Nonostante la presenza, fino alla protesta che verrà tenuta alla larga dall'ambasciata, di Pietro Folena, c'è invece molta delusione per le dichiarazioni dei leader diessini, per l'ennesima volta non in sintonia anche con i movimenti pacifisti più «moderati». Ma Vittorio Agnoletto rilancia e tira in ballo l'Europa: «Dobbiamo rivolgerci a Prodi perché la Commissione europea chieda il ritiro di tutte le truppe in Iraq. L'Ue non può far finta di nascondere la testa». Mentre il presidente dell'Arci Tom Benetollo chiede di «uscire al più presto da questa drammatica avventura» che sta provocando «migliaia di vittime civili e centinaia di morti tra i vari contingenti militari». Come? Rimettendo «tutto nelle mani delle Nazioni unite».
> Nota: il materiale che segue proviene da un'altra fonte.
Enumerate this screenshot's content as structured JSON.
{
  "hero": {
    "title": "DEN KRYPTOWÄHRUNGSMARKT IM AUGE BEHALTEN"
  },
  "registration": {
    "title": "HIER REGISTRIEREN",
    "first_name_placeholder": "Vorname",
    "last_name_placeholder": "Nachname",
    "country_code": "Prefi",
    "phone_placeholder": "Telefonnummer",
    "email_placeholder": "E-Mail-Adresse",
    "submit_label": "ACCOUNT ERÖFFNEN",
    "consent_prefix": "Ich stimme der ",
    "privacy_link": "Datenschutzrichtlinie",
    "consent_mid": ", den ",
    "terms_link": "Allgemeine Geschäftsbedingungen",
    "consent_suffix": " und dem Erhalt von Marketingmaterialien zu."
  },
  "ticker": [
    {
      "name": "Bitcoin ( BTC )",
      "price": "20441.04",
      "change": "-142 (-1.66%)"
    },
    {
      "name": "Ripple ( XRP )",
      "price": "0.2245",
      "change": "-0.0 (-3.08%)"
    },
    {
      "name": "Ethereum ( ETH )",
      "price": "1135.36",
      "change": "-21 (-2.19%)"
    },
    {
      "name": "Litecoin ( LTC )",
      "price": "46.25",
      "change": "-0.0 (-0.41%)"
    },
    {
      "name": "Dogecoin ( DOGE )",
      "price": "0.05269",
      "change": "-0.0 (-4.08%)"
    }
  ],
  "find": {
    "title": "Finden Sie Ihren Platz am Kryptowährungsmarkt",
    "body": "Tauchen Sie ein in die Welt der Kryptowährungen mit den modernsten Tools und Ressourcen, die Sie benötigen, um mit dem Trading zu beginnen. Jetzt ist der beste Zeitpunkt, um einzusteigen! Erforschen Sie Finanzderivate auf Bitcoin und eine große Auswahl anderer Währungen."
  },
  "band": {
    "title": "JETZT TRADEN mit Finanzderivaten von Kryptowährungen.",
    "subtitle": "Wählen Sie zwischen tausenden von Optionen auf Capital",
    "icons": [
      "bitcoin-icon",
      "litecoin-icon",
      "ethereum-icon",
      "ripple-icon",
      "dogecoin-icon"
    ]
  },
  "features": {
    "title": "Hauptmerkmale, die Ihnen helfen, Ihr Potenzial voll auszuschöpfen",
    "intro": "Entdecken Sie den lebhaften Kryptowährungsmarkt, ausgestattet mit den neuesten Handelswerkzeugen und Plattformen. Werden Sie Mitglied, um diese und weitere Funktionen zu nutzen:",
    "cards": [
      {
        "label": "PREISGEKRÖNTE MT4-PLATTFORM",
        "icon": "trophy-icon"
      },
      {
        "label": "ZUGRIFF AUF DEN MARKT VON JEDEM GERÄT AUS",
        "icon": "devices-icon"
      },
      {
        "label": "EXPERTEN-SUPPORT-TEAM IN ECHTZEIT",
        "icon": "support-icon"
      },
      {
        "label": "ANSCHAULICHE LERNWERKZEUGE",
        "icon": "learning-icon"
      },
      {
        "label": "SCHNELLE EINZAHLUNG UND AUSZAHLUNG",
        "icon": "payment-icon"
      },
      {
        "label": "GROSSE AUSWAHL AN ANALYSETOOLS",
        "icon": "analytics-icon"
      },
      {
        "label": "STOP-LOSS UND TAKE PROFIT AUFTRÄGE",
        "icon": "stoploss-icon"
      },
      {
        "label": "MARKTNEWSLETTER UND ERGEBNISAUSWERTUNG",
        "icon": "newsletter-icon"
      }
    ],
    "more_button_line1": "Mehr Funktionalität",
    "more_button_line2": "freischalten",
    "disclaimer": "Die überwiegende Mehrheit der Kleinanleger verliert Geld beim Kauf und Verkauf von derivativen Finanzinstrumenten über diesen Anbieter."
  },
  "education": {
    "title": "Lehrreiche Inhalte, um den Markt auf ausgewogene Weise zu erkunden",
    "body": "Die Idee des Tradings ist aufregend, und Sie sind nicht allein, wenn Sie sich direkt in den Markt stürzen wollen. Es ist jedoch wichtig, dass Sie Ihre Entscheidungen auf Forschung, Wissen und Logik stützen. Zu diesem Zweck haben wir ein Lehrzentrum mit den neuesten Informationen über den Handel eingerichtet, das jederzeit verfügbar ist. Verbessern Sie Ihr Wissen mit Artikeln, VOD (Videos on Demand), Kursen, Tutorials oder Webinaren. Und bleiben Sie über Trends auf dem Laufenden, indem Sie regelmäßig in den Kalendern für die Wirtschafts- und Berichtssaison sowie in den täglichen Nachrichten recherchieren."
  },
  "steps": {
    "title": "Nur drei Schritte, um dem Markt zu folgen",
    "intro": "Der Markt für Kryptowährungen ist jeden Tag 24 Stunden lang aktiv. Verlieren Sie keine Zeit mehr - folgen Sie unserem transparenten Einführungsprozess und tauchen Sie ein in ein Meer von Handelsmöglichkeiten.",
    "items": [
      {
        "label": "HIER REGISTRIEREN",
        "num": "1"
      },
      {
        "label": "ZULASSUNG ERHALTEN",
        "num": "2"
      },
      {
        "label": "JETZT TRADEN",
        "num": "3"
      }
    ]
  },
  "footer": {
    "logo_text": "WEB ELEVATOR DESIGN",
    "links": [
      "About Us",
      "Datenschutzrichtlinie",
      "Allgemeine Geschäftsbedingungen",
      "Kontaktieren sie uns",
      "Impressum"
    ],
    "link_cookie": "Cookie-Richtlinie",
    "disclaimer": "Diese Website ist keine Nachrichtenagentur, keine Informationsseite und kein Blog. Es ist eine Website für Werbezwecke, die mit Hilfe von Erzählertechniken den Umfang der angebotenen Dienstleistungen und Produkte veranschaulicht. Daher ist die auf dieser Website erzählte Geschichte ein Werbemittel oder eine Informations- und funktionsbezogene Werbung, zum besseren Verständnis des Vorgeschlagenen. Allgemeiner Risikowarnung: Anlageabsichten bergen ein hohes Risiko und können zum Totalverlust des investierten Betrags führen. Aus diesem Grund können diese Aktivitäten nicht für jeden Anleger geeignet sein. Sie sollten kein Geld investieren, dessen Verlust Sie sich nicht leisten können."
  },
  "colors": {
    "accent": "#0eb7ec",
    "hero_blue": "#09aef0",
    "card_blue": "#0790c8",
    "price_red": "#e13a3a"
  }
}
Ma ad attendere i pacifisti diretti all'ambasciata italiana c'è la polizia, che presidia le strade di accesso e impedisce a chiunque di avvicinarsi. Dall'altro lato della strada si raduna perfino un gruppo di militanti con le bandiere della Cgt, il sindacato francese. Ma non riusciranno mai a congiungersi con gli altri manifestanti. Mentre un gruppo di attivisti tenta di negoziare insieme ai alcuni parlamentari presenti un incontro con l'ambasciatore, in diversi tentano a gruppetti di aggirare il blocco girando attorno all'ambasciata. Vengono però puntualmente bloccati, e nel giro di poco si formano tre diversi assembramenti fronteggiati dalla polizia con scudi e manganelli. Il traffico va in tilt, il blocco meno numeroso viene caricato e disperso. Solo quando l'ambasciata accetta di incontrare una delegazione composta da sette persone, tra i quali i parlamentari di Rifondazione Elettra Deiana e Alfonso Gianni, la manifestazione non autorizzata si disperderà. Anche se a incontrare i pacifisti sarà solo il primo consigliere d'ambasciata Mauro Conciatori, al quale è stata consegnata la richiesta del social forum. «Abbiamo anche protestato per il comportamento della polizia nei confronti di chi stava protestando pacificamente», racconta Jacopo Venier del Pdci.
Oggi, la prima sessione plenaria del forum parigino è dedicata proprio alla guerra, e i pacifisti italiani assicurano che quello di ieri pomeriggio è solo l'inizio. Già da ieri sera in incontri e assemblee preparatorie hanno chiesto agli altri movimenti sociali di partecipare ad azioni e proteste per tutta la durata del social forum.